Will Scott Brown's Election Block START Ratification?

Jan 22, 2010

By John K. Warden

After Republican Scott Brown won the special election in Massachusetts on Tuesday, speculation began about the fate of all parts of Obama’s agenda.  Is health care dead?  Will the House just pass the Senate’s version of the bill?  What does Brown’s election mean for cap and trade legislation or comprehensive immigration reform?

In the middle of all that, there was also a prediction about how Brown’s election would impact Obama’s arms control agenda.  John Bennett, writing in Defense News, reported that Brown’s election might hurt the chances of the Senate ratifying a new START:

Massachusetts Republican state Sen. Scott Brown's stunning Jan. 19 victory in a special U.S. Senate election will complicate the Obama administration's efforts to finalize a nuclear accord with Moscow, a senior Pentagon official says.
The wide-reaching nuclear treaty would, if the two sides iron out a few remaining wrinkles, require U.S. Senate approval. And that means, as with other treaties, 67 senators would have to approve the new START pact.
Getting to 67 votes got more difficult when Brown captured the Senate seat occupied for decades by the late Democrat Edward Kennedy. The win will reduce the Democrats' majority in the chamber to 59 seats.
"Sixty-seven is many, many more than 60," Michael Nacht, assistant secretary of defense for global strategic affairs, said at a Jan. 20 conference in Washington. "And it's even more than 59."

While it's difficult to argue with the basic argument -- replacing a Democratic Senator with a Republican Senator does require an additional Republican vote for ratification, I disagree with the conclusion -- that Scott Brown joining the Senate makes it more difficult for Obama to get START ratified.
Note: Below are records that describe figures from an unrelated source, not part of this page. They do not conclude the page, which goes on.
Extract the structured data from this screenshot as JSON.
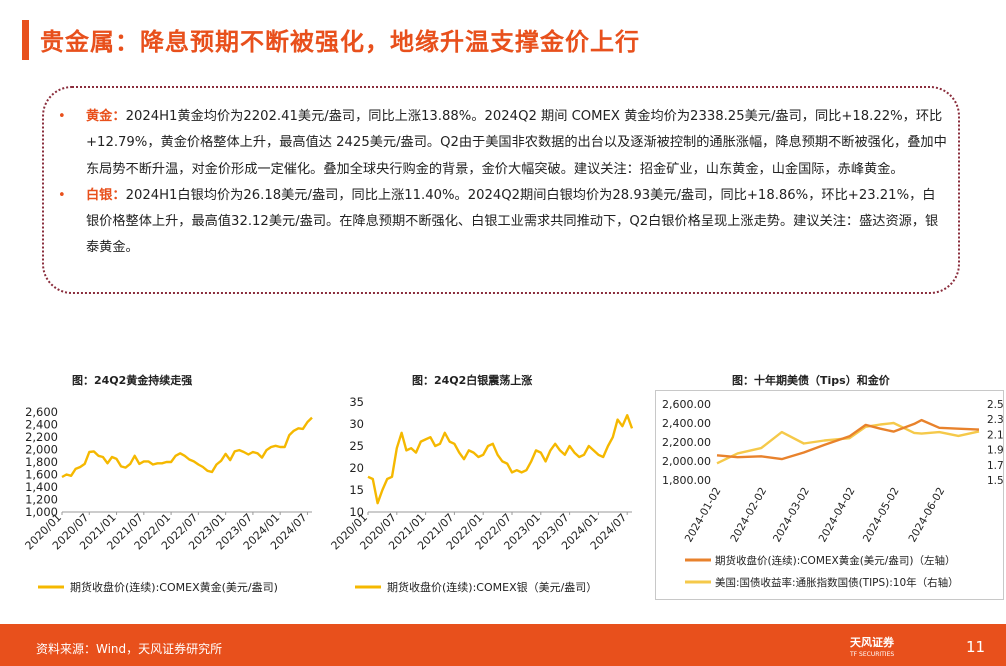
{
  "page": {
    "title": "贵金属：降息预期不断被强化，地缘升温支撑金价上行",
    "page_number": "11"
  },
  "bullets": [
    {
      "key": "黄金：",
      "text": "2024H1黄金均价为2202.41美元/盎司，同比上涨13.88%。2024Q2 期间 COMEX 黄金均价为2338.25美元/盎司，同比+18.22%，环比+12.79%，黄金价格整体上升，最高值达 2425美元/盎司。Q2由于美国非农数据的出台以及逐渐被控制的通胀涨幅，降息预期不断被强化，叠加中东局势不断升温，对金价形成一定催化。叠加全球央行购金的背景，金价大幅突破。建议关注：招金矿业，山东黄金，山金国际，赤峰黄金。"
    },
    {
      "key": "白银：",
      "text": "2024H1白银均价为26.18美元/盎司，同比上涨11.40%。2024Q2期间白银均价为28.93美元/盎司，同比+18.86%，环比+23.21%，白银价格整体上升，最高值32.12美元/盎司。在降息预期不断强化、白银工业需求共同推动下，Q2白银价格呈现上涨走势。建议关注：盛达资源，银泰黄金。"
    }
  ],
  "footer": {
    "source": "资料来源：Wind，天风证券研究所",
    "logo": "天风证券",
    "logo_en": "TF SECURITIES"
  },
  "chart_data": [
    {
      "type": "line",
      "title": "图：24Q2黄金持续走强",
      "x_tick_labels": [
        "2020/01",
        "2020/07",
        "2021/01",
        "2021/07",
        "2022/01",
        "2022/07",
        "2023/01",
        "2023/07",
        "2024/01",
        "2024/07"
      ],
      "y_tick_labels": [
        "1,000",
        "1,200",
        "1,400",
        "1,600",
        "1,800",
        "2,000",
        "2,200",
        "2,400",
        "2,600"
      ],
      "ylim": [
        1000,
        2600
      ],
      "series": [
        {
          "name": "期货收盘价(连续):COMEX黄金(美元/盎司)",
          "color": "#f5b800",
          "x": [
            "2020/01",
            "2020/02",
            "2020/03",
            "2020/04",
            "2020/05",
            "2020/06",
            "2020/07",
            "2020/08",
            "2020/09",
            "2020/10",
            "2020/11",
            "2020/12",
            "2021/01",
            "2021/02",
            "2021/03",
            "2021/04",
            "2021/05",
            "2021/06",
            "2021/07",
            "2021/08",
            "2021/09",
            "2021/10",
            "2021/11",
            "2021/12",
            "2022/01",
            "2022/02",
            "2022/03",
            "2022/04",
            "2022/05",
            "2022/06",
            "2022/07",
            "2022/08",
            "2022/09",
            "2022/10",
            "2022/11",
            "2022/12",
            "2023/01",
            "2023/02",
            "2023/03",
            "2023/04",
            "2023/05",
            "2023/06",
            "2023/07",
            "2023/08",
            "2023/09",
            "2023/10",
            "2023/11",
            "2023/12",
            "2024/01",
            "2024/02",
            "2024/03",
            "2024/04",
            "2024/05",
            "2024/06",
            "2024/07",
            "2024/08"
          ],
          "values": [
            1560,
            1600,
            1580,
            1690,
            1720,
            1770,
            1960,
            1970,
            1900,
            1880,
            1780,
            1880,
            1850,
            1730,
            1710,
            1770,
            1900,
            1770,
            1810,
            1810,
            1760,
            1780,
            1780,
            1800,
            1800,
            1900,
            1940,
            1900,
            1840,
            1810,
            1760,
            1720,
            1660,
            1640,
            1760,
            1820,
            1930,
            1830,
            1970,
            1990,
            1960,
            1920,
            1960,
            1940,
            1870,
            1990,
            2040,
            2060,
            2040,
            2040,
            2230,
            2300,
            2340,
            2330,
            2440,
            2510
          ]
        }
      ]
    },
    {
      "type": "line",
      "title": "图：24Q2白银震荡上涨",
      "x_tick_labels": [
        "2020/01",
        "2020/07",
        "2021/01",
        "2021/07",
        "2022/01",
        "2022/07",
        "2023/01",
        "2023/07",
        "2024/01",
        "2024/07"
      ],
      "y_tick_labels": [
        "10",
        "15",
        "20",
        "25",
        "30",
        "35"
      ],
      "ylim": [
        10,
        35
      ],
      "series": [
        {
          "name": "期货收盘价(连续):COMEX银（美元/盎司）",
          "color": "#f5b800",
          "x": [
            "2020/01",
            "2020/02",
            "2020/03",
            "2020/04",
            "2020/05",
            "2020/06",
            "2020/07",
            "2020/08",
            "2020/09",
            "2020/10",
            "2020/11",
            "2020/12",
            "2021/01",
            "2021/02",
            "2021/03",
            "2021/04",
            "2021/05",
            "2021/06",
            "2021/07",
            "2021/08",
            "2021/09",
            "2021/10",
            "2021/11",
            "2021/12",
            "2022/01",
            "2022/02",
            "2022/03",
            "2022/04",
            "2022/05",
            "2022/06",
            "2022/07",
            "2022/08",
            "2022/09",
            "2022/10",
            "2022/11",
            "2022/12",
            "2023/01",
            "2023/02",
            "2023/03",
            "2023/04",
            "2023/05",
            "2023/06",
            "2023/07",
            "2023/08",
            "2023/09",
            "2023/10",
            "2023/11",
            "2023/12",
            "2024/01",
            "2024/02",
            "2024/03",
            "2024/04",
            "2024/05",
            "2024/06",
            "2024/07",
            "2024/08"
          ],
          "values": [
            18,
            17.5,
            12,
            15,
            17.5,
            18,
            24.5,
            28,
            24,
            24.5,
            23.5,
            26,
            26.5,
            27,
            25,
            25.5,
            28,
            26,
            25.5,
            23.5,
            22,
            24,
            23.5,
            22.5,
            23,
            25,
            25.5,
            23,
            21.5,
            21,
            19,
            19.5,
            19,
            19.5,
            21.5,
            24,
            23.5,
            21.5,
            24,
            25.5,
            24,
            23,
            25,
            23.5,
            22.5,
            23,
            25,
            24,
            23,
            22.5,
            25,
            27,
            31,
            29.5,
            32,
            29
          ]
        }
      ]
    },
    {
      "type": "line",
      "title": "图：十年期美债（Tips）和金价",
      "x_tick_labels": [
        "2024-01-02",
        "2024-02-02",
        "2024-03-02",
        "2024-04-02",
        "2024-05-02",
        "2024-06-02"
      ],
      "y_left_tick_labels": [
        "1,800.00",
        "2,000.00",
        "2,200.00",
        "2,400.00",
        "2,600.00"
      ],
      "y_right_tick_labels": [
        "1.5",
        "1.7",
        "1.9",
        "2.1",
        "2.3",
        "2.5"
      ],
      "ylim_left": [
        1800,
        2600
      ],
      "ylim_right": [
        1.5,
        2.5
      ],
      "series": [
        {
          "name": "期货收盘价(连续):COMEX黄金(美元/盎司)",
          "axis_label": "（左轴）",
          "color": "#e8822c",
          "x": [
            "2024-01-02",
            "2024-01-16",
            "2024-02-01",
            "2024-02-15",
            "2024-03-01",
            "2024-03-15",
            "2024-04-01",
            "2024-04-12",
            "2024-04-22",
            "2024-05-01",
            "2024-05-15",
            "2024-05-20",
            "2024-06-01",
            "2024-06-14",
            "2024-06-28"
          ],
          "values": [
            2060,
            2040,
            2050,
            2020,
            2090,
            2170,
            2260,
            2380,
            2340,
            2310,
            2390,
            2430,
            2350,
            2340,
            2330
          ]
        },
        {
          "name": "美国:国债收益率:通胀指数国债(TIPS):10年",
          "axis_label": "（右轴）",
          "color": "#f5c94a",
          "x": [
            "2024-01-02",
            "2024-01-16",
            "2024-02-01",
            "2024-02-15",
            "2024-03-01",
            "2024-03-15",
            "2024-04-01",
            "2024-04-12",
            "2024-04-22",
            "2024-05-01",
            "2024-05-15",
            "2024-05-20",
            "2024-06-01",
            "2024-06-14",
            "2024-06-28"
          ],
          "values": [
            1.72,
            1.85,
            1.92,
            2.13,
            1.98,
            2.02,
            2.05,
            2.2,
            2.23,
            2.25,
            2.12,
            2.11,
            2.13,
            2.08,
            2.14
          ]
        }
      ]
    }
  ]
}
Unlike health care, cap and trade, and immigration reform, Republican votes were going to be required to get START ratified even before Brown's election.  Holding the party line was never a realistic strategy.  Instead, the Administration has to create a bipartisan consensus that this treaty is in America's national interest.

As I wrote a couple days ago, one of the keys will be the President's budget.  Republicans have tied START ratification to stockpile modernization and increased funding for the nuclear weapons complex.  All indications are that the Administration's request will include most of the funding Republicans are looking for, which should increase the chance that START is ratified (if negotiations ever finish...).

If history is any indication, the START vote might not even be on party-lines.  Amy Woolf, a specialist in nuclear weapons policy at the Congressional Research Service said, "Historically, strategic [arms control] votes haven't broken purely on party lines." and later added that they "have attracted lots of [Republican] votes."  However, Woolf acknowledged that most previous strategic arms control treaties were negotiated by Republicans.

It's also unclear how Scott Brown specifically will vote on START. Reacting to the Defense News article, Josh Rogin, author of The Cable, said that the "GOP will probably support START in the end and I don't think Brown has commented yet anyhow."

When the Senate is presented with a new START, ratification remains likely.